There were no complaints of side-effects produced by Espinhearia Santa.

3. Mentrasto (Ageratum conyzoides L.)

The plant is used for the treatment of arthritis.

In the research programme on medicinal plants, the authors studied the analgesic action of Mentrasto tea in fifty patients with clinical and radiological arthrosis of the knee, the femur, the hands and cervix. A study was undertaken on the daily and nightly spontaneous pain for a whole week.

Regarding pain, there was an improvement in 66% of the patients after the second week. The mobility of the joints improved only in 12% and probably it was a secondary effect in the absence of pain.

The absence of collateral effects, as well as from my personal impression led to the recommendation of Mentrasto as an alternative treatment for pain in arthritis, mainly for people who are financially unable to buy common anti-inflammatory medicines.

4. Quebra Pedra

To show the interest and depth of the study on medicinal plants as phytopharmaceutics, we tested, by means of this work, a new alkaloid obtained from Phylanthus sellowianus, commonly known as Quebra Pedra, used in the treatment of kidney stones.

Alkaloid fractions extracted from the leaves and branches of this plant presented anti-spasmodic effects in different pharmacological models and one of the alkaloid component was found to have formula C15H20N2O2.

5. Ricinus communis

The crude seed extract of this plant showed antineoplastic action. The non-oily fraction of the acetone extract of the seeds of R. comunis showed activity on the Walker carcinoma 256 in mice, with a daily dose of 0.3 mg/Kg for 8 days. A significant tumoral inhibition of 65% was seen in relation to the control group.

6. Alipina nutans

The aqueous alcoholic extract of this plant has shown a prolonged hypertensive effect in dogs.

This plant, commonly known as "colonia", is widely used in popular medicines both in the North and North-Eastern parts of Brazil to control hypertension in a form of tea.

With the objectives of verifying the possible hypotensive effect of these concoctions, male does put under anaesthesia by using Sodium pentobarbital (30 mg/kg) were injected with the extract from the leaves of the plant, to which alcohol had been previously eliminated.
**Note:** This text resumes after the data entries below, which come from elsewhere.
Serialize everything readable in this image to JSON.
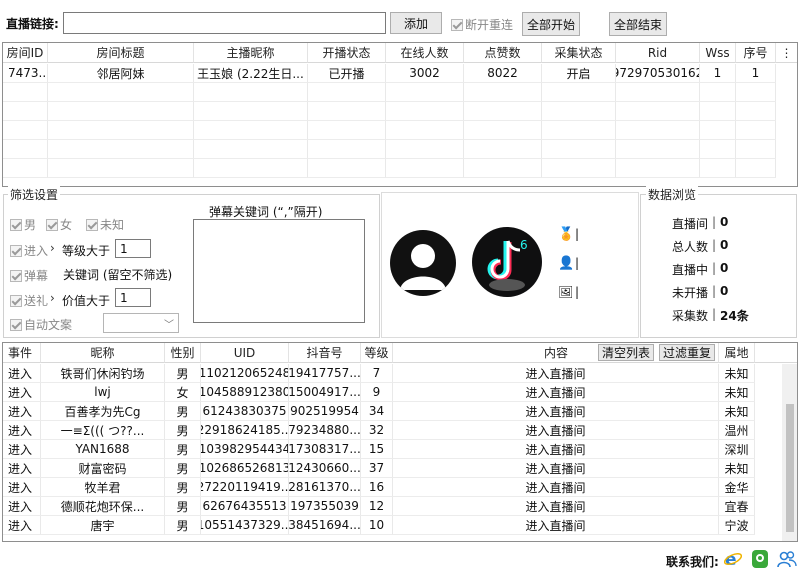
{
  "top": {
    "live_label": "直播链接:",
    "live_value": "",
    "add_label": "添加",
    "reconnect_label": "断开重连",
    "start_all_label": "全部开始",
    "end_all_label": "全部结束"
  },
  "rooms": {
    "headers": [
      "房间ID",
      "房间标题",
      "主播昵称",
      "开播状态",
      "在线人数",
      "点赞数",
      "采集状态",
      "Rid",
      "Wss",
      "序号"
    ],
    "rows": [
      [
        "7473...",
        "邻居阿妹",
        "王玉娘 (2.22生日...",
        "已开播",
        "3002",
        "8022",
        "开启",
        "972970530162",
        "1",
        "1"
      ]
    ]
  },
  "filters": {
    "title": "筛选设置",
    "male": "男",
    "female": "女",
    "unknown": "未知",
    "enter": "进入",
    "level_label": "等级大于",
    "level_value": "1",
    "danmu": "弹幕",
    "keyword_hint": "关键词 (留空不筛选)",
    "gift": "送礼",
    "value_label": "价值大于",
    "value_value": "1",
    "auto_copy": "自动文案",
    "danmu_keywords_title": "弹幕关键词 (“,”隔开)"
  },
  "profile": {
    "stat_marks": [
      "|",
      "|",
      "|"
    ]
  },
  "stats": {
    "title": "数据浏览",
    "items": [
      {
        "label": "直播间",
        "value": "0"
      },
      {
        "label": "总人数",
        "value": "0"
      },
      {
        "label": "直播中",
        "value": "0"
      },
      {
        "label": "未开播",
        "value": "0"
      },
      {
        "label": "采集数",
        "value": "24条"
      }
    ]
  },
  "events": {
    "headers": [
      "事件",
      "昵称",
      "性别",
      "UID",
      "抖音号",
      "等级",
      "内容",
      "属地"
    ],
    "clear_label": "清空列表",
    "reset_label": "过滤重复",
    "rows": [
      [
        "进入",
        "铁哥们休闲钓场",
        "男",
        "110212065248",
        "19417757...",
        "7",
        "进入直播间",
        "未知"
      ],
      [
        "进入",
        "lwj",
        "女",
        "104588912380",
        "15004917...",
        "9",
        "进入直播间",
        "未知"
      ],
      [
        "进入",
        "百善孝为先Cg",
        "男",
        "61243830375",
        "902519954",
        "34",
        "进入直播间",
        "未知"
      ],
      [
        "进入",
        "一≡Σ((( つ??...",
        "男",
        "22918624185...",
        "79234880...",
        "32",
        "进入直播间",
        "温州"
      ],
      [
        "进入",
        "YAN1688",
        "男",
        "103982954434",
        "17308317...",
        "15",
        "进入直播间",
        "深圳"
      ],
      [
        "进入",
        "财富密码",
        "男",
        "102686526813",
        "12430660...",
        "37",
        "进入直播间",
        "未知"
      ],
      [
        "进入",
        "牧羊君",
        "男",
        "27220119419...",
        "28161370...",
        "16",
        "进入直播间",
        "金华"
      ],
      [
        "进入",
        "德顺花炮环保...",
        "男",
        "62676435513",
        "197355039",
        "12",
        "进入直播间",
        "宜春"
      ],
      [
        "进入",
        "唐宇",
        "男",
        "10551437329...",
        "38451694...",
        "10",
        "进入直播间",
        "宁波"
      ]
    ]
  },
  "footer": {
    "contact_label": "联系我们:"
  },
  "colors": {
    "accent": "#2a7fd4",
    "green": "#3aa83a"
  }
}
A decrease in the mean blood pressure was observed, thus showing that the preparation is less powerful than the aqueous alcoholic extract.

With these data we reached the conclusion that scientific experiments cannot only prove the popular use of a plant, but can also identify the more active forms from it, to be used as a phytotherapeutic. Due to the fact that the interest shown by research centres on medicinal plants is recent, we find that most of the medicinal plants have not been scientifically studied, even though they have been widely used by the people for a long period.

Table 1: Examples of medicinal plants available in pharmacies in Brazil

Botanical name

Common name

medicinal use

Cynra scolymus L.

Alcachofra

Hepatic diseases

Caiaponia tayuya

Caiapo

Rheumatism

Lippia alba HBK

Erva Cidreira

Analgesic

Chenopodium ambrosioides L.

Erva de Santa Maria

Vermifuge

Mikania sp.

Guaco

bronchal dilator

Mentha sp.

Hortela

Vermifuge and carminative

Bauhinia fortificata

Pata de Vaca

Diabetes

Bidens pilosu L.

Picao

Jaundice

Mentha pulegium L.

Poejo

Bronchal dilator & caominative

Sambucus nigra L.

Sabugueiro

Measles

Boudichia major Mart

Sucupira

Throat infections

Acknowledgements

I am grateful to FARMACOTECNICA and my country for making it possible to attend this conference. To the organizers of the conference, I express my gratitude for the successful meeting.